Natural disasters and man-made incidents take the lives of many individuals and leave them unable to be identified. In such cases, the only possible way to detect an unidentified body or its parts is through genetic markers. This technology is based on the theory that inter-individual differences result from differences in the genetic information held in their DNA. A genetic database covering a target population can be used whenever necessary to identify otherwise unidentifiable individuals. A total of 99% of the DNA of every human is the same; in fact, only a relatively small amount is different. Genetic tests can be carried out to distinguish individuals from each other. One percent of the variable genomic regions that frequently and sporadically emerge are genetic markers.
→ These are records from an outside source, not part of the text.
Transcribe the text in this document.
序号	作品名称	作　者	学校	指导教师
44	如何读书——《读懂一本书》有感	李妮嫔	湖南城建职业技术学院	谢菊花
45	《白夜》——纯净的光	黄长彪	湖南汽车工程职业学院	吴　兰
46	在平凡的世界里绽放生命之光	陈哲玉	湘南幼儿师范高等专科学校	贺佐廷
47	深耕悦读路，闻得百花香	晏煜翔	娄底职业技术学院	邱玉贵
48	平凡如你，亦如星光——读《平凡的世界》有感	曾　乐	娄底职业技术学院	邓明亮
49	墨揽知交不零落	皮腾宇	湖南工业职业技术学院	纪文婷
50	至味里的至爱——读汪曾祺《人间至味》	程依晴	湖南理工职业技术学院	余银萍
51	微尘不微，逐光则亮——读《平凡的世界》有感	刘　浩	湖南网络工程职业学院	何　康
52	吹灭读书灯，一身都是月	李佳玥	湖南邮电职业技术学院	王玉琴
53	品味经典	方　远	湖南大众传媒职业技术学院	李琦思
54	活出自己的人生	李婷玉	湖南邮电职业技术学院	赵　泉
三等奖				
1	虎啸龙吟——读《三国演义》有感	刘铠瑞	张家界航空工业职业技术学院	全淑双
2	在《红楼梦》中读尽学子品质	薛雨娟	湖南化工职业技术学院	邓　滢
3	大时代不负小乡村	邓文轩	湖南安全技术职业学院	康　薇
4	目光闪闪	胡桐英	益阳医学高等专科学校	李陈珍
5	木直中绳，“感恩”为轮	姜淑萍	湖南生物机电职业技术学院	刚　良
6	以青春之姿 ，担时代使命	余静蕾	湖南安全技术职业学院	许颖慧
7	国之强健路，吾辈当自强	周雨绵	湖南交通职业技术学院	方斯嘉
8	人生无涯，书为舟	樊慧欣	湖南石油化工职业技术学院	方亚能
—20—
Several types of sequences, including variable number of tandem repeats (VNTRs), short tandem repeats (STRs), single nucleotide polymorphisms (SNPs), Y chromosomes, and mitochondrial DNAs (mtDNAs) at the DNA level, can be used to identify individuals. Each of these sequences has its own capabilities and limitations and can be used by anyone depending on the type of database application. With a genetic database of individuals working in high-risk occupations such as the armed forces and the software-based management of this information, it will be possible to identify genetically the bodies of unidentifiable victims of accidents and incidents. This study introduces and evaluates the sequences that can be used in genetic databases.